Com relação a sorte, tem um paper do Benjamin Olken mostrando o impacto que líderes têm sobre crescimento (link: econ-www.mit.edu/files/2915 , não sei se vocês já viram esse paper). As conclusões são que líderes têm impacto significante sobre países não democráticos (ou seja, menos democracia aumentaria a relevância de sorte).

Guilherme Lichand disse...

Caruso,

esses conselhos seriam ótimo se o governante desse país fosse um ditador benevolente.

Diante de situações mais reais, em que há sérias limitações às liberdades individuais mas nenhum Deng Xiaoping no poder, o único interesse de países em situação econômica crítica - muitas vezes em guerra civil - no Banco Mundial costuma ser com relação ao perdão das suas dívidas.

Ainda assim o WB gostaria de propor políticas públicas, muitas vezes com contrapartidas de financiamento de modo a produzir incentivos que possam limitar tanto quanto possível o moral hazard do incumbente. Simplesmente sugerir que sejam respeitados direitos e acumulados fatores é ignorar a diferença entre causas próximas e fundamentais: países não acumulam fatores e não investem em tecnologia porque alguém não lhes sugeriu?

Tiago Caruso disse...

Lichand,

Quando países têm ditadores que não se importam com a população, o problema não é que a teoria econômica não tem nada a dizer, mas que eles não querem escutar.

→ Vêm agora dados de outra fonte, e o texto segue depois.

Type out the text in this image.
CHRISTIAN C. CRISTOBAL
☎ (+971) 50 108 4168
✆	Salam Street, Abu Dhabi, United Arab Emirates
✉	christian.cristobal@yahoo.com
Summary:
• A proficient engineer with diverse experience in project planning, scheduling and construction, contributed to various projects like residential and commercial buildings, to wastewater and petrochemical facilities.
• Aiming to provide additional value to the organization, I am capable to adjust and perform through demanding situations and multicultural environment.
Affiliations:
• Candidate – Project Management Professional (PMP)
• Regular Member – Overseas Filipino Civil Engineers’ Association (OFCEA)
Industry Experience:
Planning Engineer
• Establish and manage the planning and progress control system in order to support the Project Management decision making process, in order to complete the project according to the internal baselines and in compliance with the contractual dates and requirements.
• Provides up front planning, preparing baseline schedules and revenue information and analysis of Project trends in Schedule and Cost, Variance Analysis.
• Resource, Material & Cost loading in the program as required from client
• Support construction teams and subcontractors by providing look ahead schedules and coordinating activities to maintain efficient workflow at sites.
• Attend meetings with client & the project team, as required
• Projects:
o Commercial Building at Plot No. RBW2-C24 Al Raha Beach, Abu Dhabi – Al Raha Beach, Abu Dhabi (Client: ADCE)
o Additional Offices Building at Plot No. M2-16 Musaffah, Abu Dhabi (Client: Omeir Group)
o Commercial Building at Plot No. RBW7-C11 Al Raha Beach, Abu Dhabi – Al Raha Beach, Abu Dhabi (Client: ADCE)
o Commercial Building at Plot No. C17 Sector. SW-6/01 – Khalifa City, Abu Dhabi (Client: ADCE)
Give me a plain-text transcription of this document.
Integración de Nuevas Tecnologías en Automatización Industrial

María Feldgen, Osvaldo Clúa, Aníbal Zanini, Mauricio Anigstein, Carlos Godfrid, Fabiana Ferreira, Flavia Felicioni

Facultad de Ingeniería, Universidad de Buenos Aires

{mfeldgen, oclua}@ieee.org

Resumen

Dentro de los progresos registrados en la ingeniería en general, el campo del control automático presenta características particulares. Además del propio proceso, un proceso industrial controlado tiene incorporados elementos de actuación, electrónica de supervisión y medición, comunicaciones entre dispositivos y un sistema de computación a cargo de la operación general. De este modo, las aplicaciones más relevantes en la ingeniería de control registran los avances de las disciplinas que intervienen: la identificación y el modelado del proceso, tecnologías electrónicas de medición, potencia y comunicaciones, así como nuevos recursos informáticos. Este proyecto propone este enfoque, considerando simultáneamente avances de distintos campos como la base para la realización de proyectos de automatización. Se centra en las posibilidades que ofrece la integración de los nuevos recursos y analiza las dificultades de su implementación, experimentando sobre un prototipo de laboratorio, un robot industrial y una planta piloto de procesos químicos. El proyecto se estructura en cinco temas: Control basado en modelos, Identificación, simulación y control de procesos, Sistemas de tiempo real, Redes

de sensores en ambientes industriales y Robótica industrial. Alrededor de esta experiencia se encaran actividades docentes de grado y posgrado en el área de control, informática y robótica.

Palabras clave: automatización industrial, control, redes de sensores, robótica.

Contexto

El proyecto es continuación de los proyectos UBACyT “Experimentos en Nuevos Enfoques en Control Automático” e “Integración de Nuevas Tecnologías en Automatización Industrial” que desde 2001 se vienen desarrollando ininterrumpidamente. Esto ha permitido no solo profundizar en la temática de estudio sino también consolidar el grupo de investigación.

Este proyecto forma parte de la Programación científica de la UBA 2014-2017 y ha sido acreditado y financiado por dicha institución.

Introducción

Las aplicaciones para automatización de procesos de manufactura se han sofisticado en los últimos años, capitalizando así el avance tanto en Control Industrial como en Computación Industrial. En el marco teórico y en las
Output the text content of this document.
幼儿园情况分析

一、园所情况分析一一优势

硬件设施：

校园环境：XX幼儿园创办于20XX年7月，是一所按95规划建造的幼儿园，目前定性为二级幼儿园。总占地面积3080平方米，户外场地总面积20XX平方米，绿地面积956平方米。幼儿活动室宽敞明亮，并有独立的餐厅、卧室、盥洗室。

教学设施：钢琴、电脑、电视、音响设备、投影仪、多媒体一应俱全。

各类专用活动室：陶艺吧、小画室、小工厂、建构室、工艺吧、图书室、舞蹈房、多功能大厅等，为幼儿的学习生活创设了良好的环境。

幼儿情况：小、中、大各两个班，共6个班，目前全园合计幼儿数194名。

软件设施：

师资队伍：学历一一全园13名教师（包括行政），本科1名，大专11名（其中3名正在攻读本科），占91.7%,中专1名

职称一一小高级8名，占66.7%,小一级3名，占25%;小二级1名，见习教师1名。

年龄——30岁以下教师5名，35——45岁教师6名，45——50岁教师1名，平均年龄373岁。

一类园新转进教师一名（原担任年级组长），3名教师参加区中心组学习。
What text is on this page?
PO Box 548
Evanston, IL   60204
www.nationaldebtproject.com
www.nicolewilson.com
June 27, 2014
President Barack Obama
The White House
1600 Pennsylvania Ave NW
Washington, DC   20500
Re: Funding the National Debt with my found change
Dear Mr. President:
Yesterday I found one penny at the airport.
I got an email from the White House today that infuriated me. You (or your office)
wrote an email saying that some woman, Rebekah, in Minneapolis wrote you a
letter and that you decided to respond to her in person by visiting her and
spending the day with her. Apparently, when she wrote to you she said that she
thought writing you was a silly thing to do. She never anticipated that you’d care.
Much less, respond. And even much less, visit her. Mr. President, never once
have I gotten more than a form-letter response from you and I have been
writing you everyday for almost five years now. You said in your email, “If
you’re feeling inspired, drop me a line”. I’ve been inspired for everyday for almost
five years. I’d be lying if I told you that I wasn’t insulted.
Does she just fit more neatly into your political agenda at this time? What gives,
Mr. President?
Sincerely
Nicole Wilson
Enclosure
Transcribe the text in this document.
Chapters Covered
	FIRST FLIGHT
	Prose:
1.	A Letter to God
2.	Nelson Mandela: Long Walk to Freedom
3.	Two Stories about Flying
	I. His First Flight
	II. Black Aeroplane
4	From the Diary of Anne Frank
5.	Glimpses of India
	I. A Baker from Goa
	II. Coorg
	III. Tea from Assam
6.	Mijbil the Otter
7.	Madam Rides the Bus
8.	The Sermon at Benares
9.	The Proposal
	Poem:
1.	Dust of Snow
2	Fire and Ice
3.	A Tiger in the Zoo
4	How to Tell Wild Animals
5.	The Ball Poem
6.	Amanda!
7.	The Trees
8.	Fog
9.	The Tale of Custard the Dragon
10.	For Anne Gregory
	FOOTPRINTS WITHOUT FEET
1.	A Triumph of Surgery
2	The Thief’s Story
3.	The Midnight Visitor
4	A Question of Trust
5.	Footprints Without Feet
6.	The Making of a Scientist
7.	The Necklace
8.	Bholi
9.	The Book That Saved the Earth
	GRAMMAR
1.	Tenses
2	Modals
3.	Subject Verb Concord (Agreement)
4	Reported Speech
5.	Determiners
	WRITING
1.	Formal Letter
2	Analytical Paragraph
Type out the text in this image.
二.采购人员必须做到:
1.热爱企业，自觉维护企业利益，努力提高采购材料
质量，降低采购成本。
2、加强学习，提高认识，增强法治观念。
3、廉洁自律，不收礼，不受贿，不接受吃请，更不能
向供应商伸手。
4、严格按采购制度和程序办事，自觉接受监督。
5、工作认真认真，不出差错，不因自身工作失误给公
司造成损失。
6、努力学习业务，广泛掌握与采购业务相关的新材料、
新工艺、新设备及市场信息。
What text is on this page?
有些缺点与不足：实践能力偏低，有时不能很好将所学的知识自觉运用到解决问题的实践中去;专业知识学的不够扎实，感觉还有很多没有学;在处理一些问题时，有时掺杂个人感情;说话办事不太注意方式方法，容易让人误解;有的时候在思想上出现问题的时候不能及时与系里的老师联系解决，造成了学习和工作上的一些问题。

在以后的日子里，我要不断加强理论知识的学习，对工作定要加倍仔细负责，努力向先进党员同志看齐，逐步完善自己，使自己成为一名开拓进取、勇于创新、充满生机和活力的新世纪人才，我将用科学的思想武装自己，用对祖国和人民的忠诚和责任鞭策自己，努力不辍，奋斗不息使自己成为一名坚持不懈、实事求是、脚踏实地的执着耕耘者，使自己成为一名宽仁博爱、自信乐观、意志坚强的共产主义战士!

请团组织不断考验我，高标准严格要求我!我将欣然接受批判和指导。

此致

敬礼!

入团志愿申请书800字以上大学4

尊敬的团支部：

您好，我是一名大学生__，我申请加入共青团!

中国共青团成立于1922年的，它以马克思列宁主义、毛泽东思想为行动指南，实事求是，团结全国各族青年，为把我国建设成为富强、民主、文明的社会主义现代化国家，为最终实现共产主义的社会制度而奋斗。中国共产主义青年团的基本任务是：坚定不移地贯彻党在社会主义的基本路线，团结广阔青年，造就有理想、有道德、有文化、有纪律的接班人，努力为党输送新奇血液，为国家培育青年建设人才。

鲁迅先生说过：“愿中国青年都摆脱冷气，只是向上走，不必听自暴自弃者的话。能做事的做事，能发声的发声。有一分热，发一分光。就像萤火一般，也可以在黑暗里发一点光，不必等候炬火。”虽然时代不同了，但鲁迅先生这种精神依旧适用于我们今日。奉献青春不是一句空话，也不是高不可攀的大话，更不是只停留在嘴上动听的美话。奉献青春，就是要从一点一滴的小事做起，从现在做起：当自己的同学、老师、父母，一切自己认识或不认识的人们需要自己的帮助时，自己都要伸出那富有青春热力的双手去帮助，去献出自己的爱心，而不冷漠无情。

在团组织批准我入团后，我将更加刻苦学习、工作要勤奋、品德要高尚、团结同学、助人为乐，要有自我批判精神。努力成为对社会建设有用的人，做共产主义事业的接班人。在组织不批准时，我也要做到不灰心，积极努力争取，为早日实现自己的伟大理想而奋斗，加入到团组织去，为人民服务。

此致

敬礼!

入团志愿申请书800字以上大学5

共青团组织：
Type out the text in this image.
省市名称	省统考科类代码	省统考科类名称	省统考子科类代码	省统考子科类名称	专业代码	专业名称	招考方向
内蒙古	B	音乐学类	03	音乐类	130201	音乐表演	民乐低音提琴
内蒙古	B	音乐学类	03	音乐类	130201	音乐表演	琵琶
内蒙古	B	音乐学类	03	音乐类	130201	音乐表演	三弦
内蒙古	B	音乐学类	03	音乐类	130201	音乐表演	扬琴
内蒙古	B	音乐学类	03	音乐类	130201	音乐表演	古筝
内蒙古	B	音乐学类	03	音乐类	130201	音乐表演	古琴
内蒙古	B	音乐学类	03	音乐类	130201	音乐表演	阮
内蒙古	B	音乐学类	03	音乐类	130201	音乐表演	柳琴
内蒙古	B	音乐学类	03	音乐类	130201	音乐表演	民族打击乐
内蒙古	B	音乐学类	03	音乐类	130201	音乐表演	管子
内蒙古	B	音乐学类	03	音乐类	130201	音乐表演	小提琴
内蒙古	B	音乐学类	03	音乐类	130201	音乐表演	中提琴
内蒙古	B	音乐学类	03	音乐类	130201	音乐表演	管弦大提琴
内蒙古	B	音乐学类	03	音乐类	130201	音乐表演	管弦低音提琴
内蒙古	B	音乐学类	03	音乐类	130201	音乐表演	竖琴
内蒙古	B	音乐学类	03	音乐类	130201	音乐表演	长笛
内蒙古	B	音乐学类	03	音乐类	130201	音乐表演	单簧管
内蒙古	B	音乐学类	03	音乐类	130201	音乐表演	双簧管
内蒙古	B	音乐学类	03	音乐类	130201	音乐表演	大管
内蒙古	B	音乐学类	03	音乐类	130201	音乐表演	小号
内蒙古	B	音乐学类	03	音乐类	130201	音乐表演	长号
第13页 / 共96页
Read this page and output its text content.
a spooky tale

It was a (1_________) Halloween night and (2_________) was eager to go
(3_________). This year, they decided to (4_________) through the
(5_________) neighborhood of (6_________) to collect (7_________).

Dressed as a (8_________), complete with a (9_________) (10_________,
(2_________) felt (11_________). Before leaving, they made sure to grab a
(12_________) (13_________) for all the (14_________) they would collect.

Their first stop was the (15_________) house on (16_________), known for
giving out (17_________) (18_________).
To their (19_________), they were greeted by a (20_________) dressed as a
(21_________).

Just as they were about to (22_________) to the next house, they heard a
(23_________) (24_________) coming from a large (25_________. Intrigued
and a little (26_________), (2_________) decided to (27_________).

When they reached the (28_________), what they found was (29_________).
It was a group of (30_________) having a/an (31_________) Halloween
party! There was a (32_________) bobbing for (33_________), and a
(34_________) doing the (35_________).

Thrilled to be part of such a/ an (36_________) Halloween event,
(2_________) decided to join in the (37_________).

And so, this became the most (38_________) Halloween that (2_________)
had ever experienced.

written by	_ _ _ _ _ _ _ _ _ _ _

Nos casos de países em guerra civil, de novo, isso não é um problema da literatura de crescimento, é um problema de guerra. Eu até citei nas recomendações: garantir a segurança nacional e de seus cidadãos.

Se você quer aconselhar países em guerra civil, outros campos da teoria econômica são mais adequados. Um notório exemplo é a teoria dos jogos com Robert Schelling e seu livro "The Strategy of Conflict". Seu trabalho é tão contundente que lhe rendeu em prêmio nobel em economia.

Guilherme Lichand disse...

Concordo 100% com você; não é um problema da teoria econômica.

É por isso que quase tudo o que produzimos na área de desenvolvimento não tem aplicação prática alguma para entender como uma nação do mundo real poderia superar o subdesenvolvimento... (poderia no mundo real, sem as hipóteses mantenedoras de que precisamos para "provar" a maioria dos nossos resultados... nessa área do conhecimento, infelizmente, as hipóteses produzem resultados muito insatisfatórios)
porque se você olhar para a História, vai perceber, como Glaeser e co-autores, que muito do que a teoria econômica propõe não se confirma nos dados .

O trabalho do cientista é um; se há consenso no campo, os incentivos para avançar só dependem de que lado do campo você está (ver Bourdier).

O do formulador de políticas, por outro lado, ou pelo menos do pesquisador que quer informar esse policy maker, tem mais a ver com se esforçar pra entender que tipo de política pode realmente fazer sentido para que países possam superar a pobreza, reduzir a desigualdade, elevar a renda per capita, aumentar o acesso a saúde e educação.

Podemos concordar em quase tudo, mas nossas perspectivas são iminentemente diferentes. Viva o espectro.